This project involves building a Decision Tree classifier to predict Titanic passenger survival. The model is initially trained without depth restrictions, visualised, and its accuracy is evaluated on the development set. Then, models with different max_depth values (2-10) are trained, visualised, and their accuracies on training and development sets are plotted. The best model is then tested, and its accuracy on the test set is reported.
- Python
- Pandas
- NumPy
- Scikit-Learn
- Matplotlib
The dataset used for this project is 'titanic.csv', which contains information about Titanic passengers.
decision-trees-titanic/
│
├── data/
│ └── titanic.csv
│
├── notebook/
│ └── decision_trees_titanic.ipynb
│
├── results/
│ ├── bagging_classifier_tree.png
│ ├── random_forest_classifier_tree.png
│ └── adaboost_classifier_tree.png
│
└── requirements.txt
-
Data Collection:
The project uses the public 'titanic.csv' dataset, which includes information about passengers on the Titanic. This dataset contains various features such as age, sex, passenger class, fare, and whether the passenger survived or not.
-
Data Preprocessing:
- Loading the Data: the dataset is loaded using Pandas, a data manipulation library in Python.
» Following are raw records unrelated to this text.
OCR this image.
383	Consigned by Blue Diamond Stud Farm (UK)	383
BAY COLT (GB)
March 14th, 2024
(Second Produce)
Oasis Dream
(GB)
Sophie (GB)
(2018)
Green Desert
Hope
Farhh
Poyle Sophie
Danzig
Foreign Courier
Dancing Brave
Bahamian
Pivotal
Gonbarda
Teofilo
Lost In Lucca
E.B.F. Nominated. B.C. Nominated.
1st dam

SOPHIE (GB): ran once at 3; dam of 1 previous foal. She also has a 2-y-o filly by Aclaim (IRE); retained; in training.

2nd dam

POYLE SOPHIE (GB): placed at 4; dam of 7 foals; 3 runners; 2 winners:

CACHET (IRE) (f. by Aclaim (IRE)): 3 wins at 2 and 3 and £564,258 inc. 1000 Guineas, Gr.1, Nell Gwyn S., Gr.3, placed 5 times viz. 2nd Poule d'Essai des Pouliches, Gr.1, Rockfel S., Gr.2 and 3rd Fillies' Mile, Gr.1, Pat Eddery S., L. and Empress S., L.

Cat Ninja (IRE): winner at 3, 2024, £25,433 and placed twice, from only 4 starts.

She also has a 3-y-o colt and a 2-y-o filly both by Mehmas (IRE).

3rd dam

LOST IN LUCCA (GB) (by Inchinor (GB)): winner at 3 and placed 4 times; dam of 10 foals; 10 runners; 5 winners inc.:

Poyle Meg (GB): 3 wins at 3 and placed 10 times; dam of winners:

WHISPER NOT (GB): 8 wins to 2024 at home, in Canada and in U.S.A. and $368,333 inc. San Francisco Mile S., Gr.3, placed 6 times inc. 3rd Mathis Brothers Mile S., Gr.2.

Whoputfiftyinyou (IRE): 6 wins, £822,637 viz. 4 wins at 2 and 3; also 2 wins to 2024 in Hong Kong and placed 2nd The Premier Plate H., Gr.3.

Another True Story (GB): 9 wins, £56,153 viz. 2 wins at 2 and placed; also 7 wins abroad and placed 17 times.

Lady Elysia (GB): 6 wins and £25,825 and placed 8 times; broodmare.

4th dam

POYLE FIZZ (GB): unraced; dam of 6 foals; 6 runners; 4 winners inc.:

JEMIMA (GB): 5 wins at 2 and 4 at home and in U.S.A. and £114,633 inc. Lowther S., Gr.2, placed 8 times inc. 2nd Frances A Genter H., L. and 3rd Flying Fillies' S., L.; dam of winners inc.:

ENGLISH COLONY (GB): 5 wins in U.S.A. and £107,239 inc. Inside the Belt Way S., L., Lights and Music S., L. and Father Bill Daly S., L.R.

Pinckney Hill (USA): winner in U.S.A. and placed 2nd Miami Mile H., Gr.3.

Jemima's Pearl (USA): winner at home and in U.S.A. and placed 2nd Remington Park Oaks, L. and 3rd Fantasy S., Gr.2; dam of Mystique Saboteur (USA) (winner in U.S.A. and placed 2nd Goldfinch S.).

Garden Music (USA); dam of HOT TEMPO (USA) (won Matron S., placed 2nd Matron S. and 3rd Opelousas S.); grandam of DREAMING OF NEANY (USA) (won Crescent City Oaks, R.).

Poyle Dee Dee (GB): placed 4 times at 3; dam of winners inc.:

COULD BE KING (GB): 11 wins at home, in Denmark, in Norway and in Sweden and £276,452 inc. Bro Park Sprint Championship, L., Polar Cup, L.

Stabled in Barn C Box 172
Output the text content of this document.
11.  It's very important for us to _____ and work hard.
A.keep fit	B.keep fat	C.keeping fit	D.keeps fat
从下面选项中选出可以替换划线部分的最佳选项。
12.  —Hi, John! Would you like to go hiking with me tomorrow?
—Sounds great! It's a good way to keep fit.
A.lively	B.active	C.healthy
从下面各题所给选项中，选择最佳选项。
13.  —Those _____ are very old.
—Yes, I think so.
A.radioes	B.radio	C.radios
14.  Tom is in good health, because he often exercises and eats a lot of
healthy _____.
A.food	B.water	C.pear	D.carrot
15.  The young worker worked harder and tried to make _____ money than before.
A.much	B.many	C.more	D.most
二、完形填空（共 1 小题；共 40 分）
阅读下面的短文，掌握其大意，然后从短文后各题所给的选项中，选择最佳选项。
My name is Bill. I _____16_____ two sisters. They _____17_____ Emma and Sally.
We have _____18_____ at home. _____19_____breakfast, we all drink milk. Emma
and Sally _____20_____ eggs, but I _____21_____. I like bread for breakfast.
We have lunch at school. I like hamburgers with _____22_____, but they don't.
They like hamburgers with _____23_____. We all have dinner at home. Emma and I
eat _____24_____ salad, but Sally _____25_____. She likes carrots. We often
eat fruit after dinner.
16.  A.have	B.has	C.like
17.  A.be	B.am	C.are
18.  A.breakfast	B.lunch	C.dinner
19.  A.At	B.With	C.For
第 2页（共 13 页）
- Handling Missing Values: missing values are addressed by filling them with the median value.
- Encoding Categorical Variables: Converting the categorical variable 'Sex' into numerical values using techniques like one-hot encoding to make them suitable for the machine learning model.
-
Feature Engineering:
Features such as 'Name', 'PassengerId', 'Ticket', and 'Embarked' are removed as they do not contribute significantly to the model's performance.
-
Exploratory Data Analysis (EDA):
- Statistical Analysis: Descriptive statistics are computed to understand the data types and distribution and of the data.
- Data Visualisation: Visual tools such as histograms, scatterplots are used to identify patterns, correlations, and insights within the variables.
-
Model Building and Training:
- Splitting the data into training and testing sets (75-25 split).
- Bagging Classifier: Uses multiple instances of a decision tree classifier to reduce variance.
- Random Forest Classifier: An ensemble of decision trees that improves prediction accuracy and controls overfitting.
- AdaBoost Classifier: Combines multiple weak classifiers to create a strong classifier.
- Visualisation: Trees from the Bagging, Random Forest, and AdaBoost classifiers are visualized and saved as images to understand the decision-making process of each model.
-
Model Evaluation:
Accuracy Evaluation: The accuracy of each model is evaluated on the training and development sets to compare their performances.
-
Hyperparameter Tuning:
- Parameter Grid Definition: A grid of parameters for n_estimators and max_depth is defined.
- Grid Search with Cross-Validation: GridSearchCV is used to find the optimal number of estimators and maximum depth for the Random Forest model, using accuracy as the scoring metric.
-
Best Model Selection and Final Evaluation:
- Best Parameters Identification: The best parameters obtained from GridSearchCV are used to retrain the Random Forest model.
- Final Accuracy Calculation: The accuracy of the retrained Random Forest model is calculated and compared with the other models to determine the best-performing model.
- Clone the repository:
git clone https://github.com/ellahu1001/decision-tree-titanic.git cd decision-tree-titanic
- Install the required packages:
pip install -r Requirements.txt
- Run the Jupyter Notebook:
jupyter notebook notebook/Decision_Tree_Titanic.ipynb
The 'Requirements.txt' file lists all the Python packages required to run the project. Install these dependencies to avoid any compatibility issues.
- Best parameters: max_depth = 10, n_estimators: 100
- The accuracy score for the bagged classifier is: 0.767
- The accuracy score for the randome forest classifier is: 0.785
- The accuracy score for the boosted classifier is: 0.807
- The accuracy score for the random forest classifier with the best parameters is: 0.812
- The visualisation of the trees from Bagging, Random Forest, and AdaBoost classifiers are attached.
According to the accuracy scores calculated, the model with the highest accuracy score, hence, the model that performed the best is the tuned random forest classifier model, with the values n_estimators=100 and max_depth=10.